I cannot fire a shot until it has locked focus. If I want, I can change that to Release priority, meaning it will absolutely take the shot when I press the button, regardless of whether it's in focus or not. And you may think, why would I want to shoot a picture that's out of focus? Sometimes maybe you're shooting a really fast subject or you're in a quickly changing situation where you're moving around a lot and you don't care about pinpoint-perfect focus; you don't want to miss a moment, even if it's a blurry moment, just because the camera is hunting around. At that time you may want to change to Release priority; most of the time you'll want to stick with Focus priority.
Up here, Continuous-Servo Autofocus, I've got the same options. It defaults to saying I will take a picture anytime you press the button. This is a good setting for Continuous-Servo Autofocus, because since it's constantly tracking focus, odds are it's probably pretty close to being in focus, even if it's not dead on. So you do want it to take a shot whenever you press the button. I can change it so that it will only fire when I have achieved focus--that is, when I get the circle indicator in my viewfinder showing that it has locked focus.

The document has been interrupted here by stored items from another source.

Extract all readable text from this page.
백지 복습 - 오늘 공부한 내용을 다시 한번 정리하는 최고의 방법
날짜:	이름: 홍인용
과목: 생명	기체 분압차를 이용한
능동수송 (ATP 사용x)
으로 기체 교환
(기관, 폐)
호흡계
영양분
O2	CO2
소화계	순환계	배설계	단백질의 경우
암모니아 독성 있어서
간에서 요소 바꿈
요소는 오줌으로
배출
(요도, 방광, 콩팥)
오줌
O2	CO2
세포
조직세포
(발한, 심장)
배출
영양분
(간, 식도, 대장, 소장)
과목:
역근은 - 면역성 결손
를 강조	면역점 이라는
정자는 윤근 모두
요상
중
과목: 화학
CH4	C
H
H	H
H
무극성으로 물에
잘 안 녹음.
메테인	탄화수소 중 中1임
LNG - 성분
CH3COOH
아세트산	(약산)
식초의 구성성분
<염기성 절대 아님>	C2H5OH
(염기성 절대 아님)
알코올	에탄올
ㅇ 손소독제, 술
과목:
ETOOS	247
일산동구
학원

Notice that either of these modes which give priority to focus are going to slow down your continuous shooting. If you're used to fast shooting in Continuous- Servo mode, that's because it's not waiting to achieve focus before it fires the shot. If you choose either of those, you're going to have a harder time knocking off lots of photos in a hurry, because the camera is not going to shoot until it has arrived at good focus. So those are both things to fiddle with if you're finding yourself shooting fast-moving subject matter or in a rapidly changing environment where you're moving a lot and you're missing shots because the camera is hung up on being focused before it will fire.